Palou had taken the points lead after the IndyCar season-opener, where he won his first career race in his debut with the Ganassi team. He’d not slipped lower than third in the standings all year, but an engine failure last month followed by a crash at Gateway had seen Palou’s 42-point lead vanish and he went to Portland trailing Pato O’Ward.
When his engine failed at Indianapolis while he was running fourth, Palou found Johnson to talk about overcoming setbacks. And when he was collected in a crash the next week on the oval outside St. Louis, the 24-year-old again sought the advice of one of the greatest champions in sports.
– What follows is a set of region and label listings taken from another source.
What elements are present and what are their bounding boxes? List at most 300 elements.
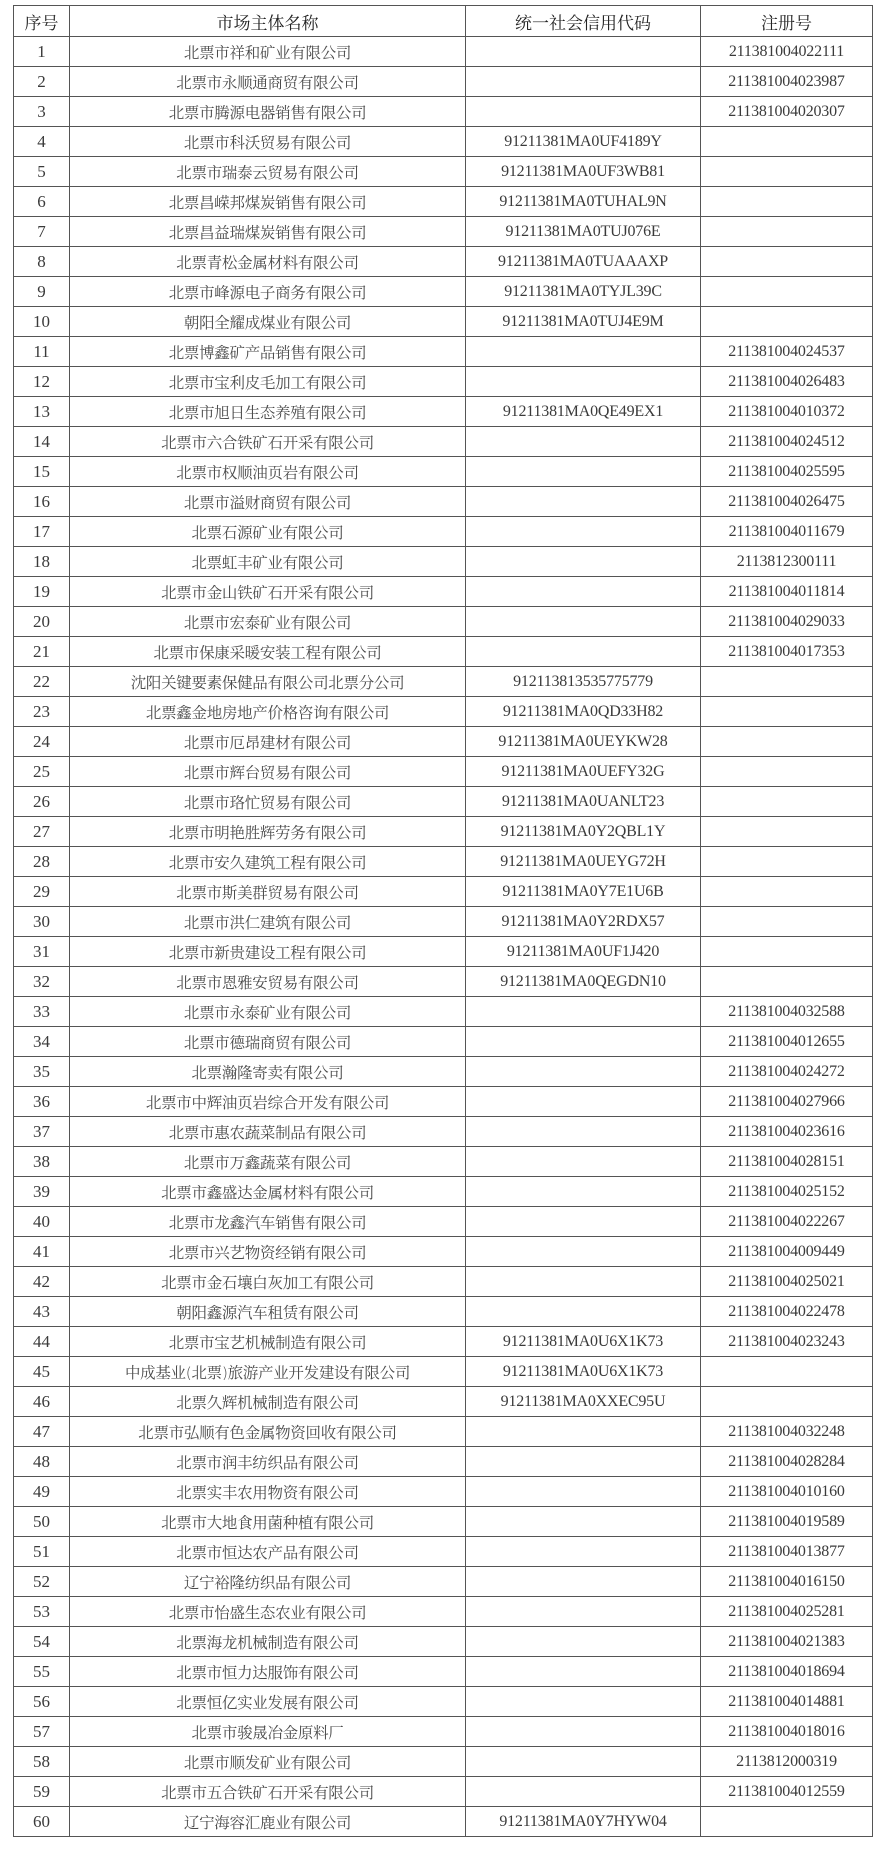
registration-number-cell bbox=[701, 697, 873, 727]
registration-number-cell: 211381004018694 bbox=[701, 1657, 873, 1687]
entity-name-cell: 北票市惠农蔬菜制品有限公司 bbox=[70, 1117, 466, 1147]
entity-name-cell: 北票市五合铁矿石开采有限公司 bbox=[70, 1777, 466, 1807]
registration-number-cell: 211381004014881 bbox=[701, 1687, 873, 1717]
entity-name-cell: 辽宁裕隆纺织品有限公司 bbox=[70, 1567, 466, 1597]
credit-code-cell: 91211381MA0UEYKW28 bbox=[466, 727, 701, 757]
table-row bbox=[14, 547, 873, 577]
entity-name-cell: 北票市鑫盛达金属材料有限公司 bbox=[70, 1177, 466, 1207]
credit-code-cell: 91211381MA0U6X1K73 bbox=[466, 1327, 701, 1357]
table-row bbox=[14, 967, 873, 997]
credit-code-cell: 91211381MA0TUJ4E9M bbox=[466, 307, 701, 337]
row-index: 36 bbox=[14, 1087, 70, 1117]
credit-code-cell bbox=[466, 1507, 701, 1537]
registration-number-cell: 211381004021383 bbox=[701, 1627, 873, 1657]
row-index: 20 bbox=[14, 607, 70, 637]
credit-code-cell: 91211381MA0U6X1K73 bbox=[466, 1357, 701, 1387]
row-index: 22 bbox=[14, 667, 70, 697]
credit-code-cell bbox=[466, 487, 701, 517]
table-row bbox=[14, 1207, 873, 1237]
row-index: 39 bbox=[14, 1177, 70, 1207]
table-row bbox=[14, 1537, 873, 1567]
credit-code-cell: 91211381MA0Y7E1U6B bbox=[466, 877, 701, 907]
row-index: 46 bbox=[14, 1387, 70, 1417]
entity-name-cell: 北票市宝艺机械制造有限公司 bbox=[70, 1327, 466, 1357]
row-index: 60 bbox=[14, 1807, 70, 1837]
credit-code-cell bbox=[466, 427, 701, 457]
entity-name-cell: 北票恒亿实业发展有限公司 bbox=[70, 1687, 466, 1717]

“Jimmie has been a really big help for me,” Palou said after Sunday’s win. “After the Indy road course, I sat with him and he was telling me that when he was on his NASCAR career he had moments like that and that he still won. He told me some tricks. He did the same after Gateway, and hopefully we can get a championship home.”
Johnson’s career is well documented in that he won 18 races — including three consecutive Coca-Cola 600s and a Southern 500 — yet lost four straight championships in his first four Cup seasons. Team owner Rick Hendrick eventually sat Johnson down with crew chief Chad Knaus over milk and cookies and demanded the duo quit bickering over their shortcomings and get focused on closing out a championship.
Johnson responded by reeling off five consecutive titles behind 35 wins. He developed a steely toughness. Outside distractions simply didn’t exist.
Although Palou wouldn’t share the tips he’s gleaned from Johnson over the last month, Johnson said he simply spoke of his own experiences.
“I shared some of my challenging championship moments with him as a starting point,” Johnson told The Associated Press. “Just trying to enforce the fact the big trophies don’t come without struggle and the need to overcome.”
Johnson didn’t stop there, either.
Palou has never won a major racing championship. His last titles came as a teenager karting in Spain, five or more years ago. His goal was always to make it to the IndyCar Series, but his circuitous route took him to Japan for two seasons — half the world away from where anyone had even heard of Palou before he turned up last season as a rookie with Dale Coyne Racing.
Palou was able to snag an open seat at Ganassi for his second season, joining a lineup that includes six-time and reigning IndyCar champion Scott Dixon, driver coach Dario Franchitti, a four-time series champion and three-time Indianapolis 500 winner, former Indy 500 winner Tony Kanaan, former Formula One driver Marcus Ericsson and now Johnson, who is headed to the NASCAR Hall of Fame but challenging himself in a different series at the end of his career.
Palou is surrounded by veteran leadership and seems to be treated as the earnest younger brother. He’s unafraid to pester his teammates with questions, and his only mood appears to be happy all the time, content to have finally reached his dream job in IndyCar with a powerhouse team.
“He’s always smiling. I always tell him he’s too nice,” Dixon said. “He’s obviously very adaptive. He’s done a tremendous job in junior categories, but yeah, he’s a bit annoying sometimes when he’s asking a lot of questions, but he’s definitely done a massive job this year.”
That’s what Johnson focused on when he spoke to Palou after Gateway, where Palou was knocked out of the race and dropped 10 points behind O’Ward with three races remaining. The advice worked as Palou returned from the two-week IndyCar break to win his first career pole, recover from an incident in the first turn at Portland to win the race and move 25 points ahead of O’Ward with two races to go.
“I keep telling him to just be Alex,” Johnson told AP. “He’s so gifted and in the zone. He doesn’t need to try harder or think more. It’s about staying where he is and being himself. Hopefully this all makes sense?”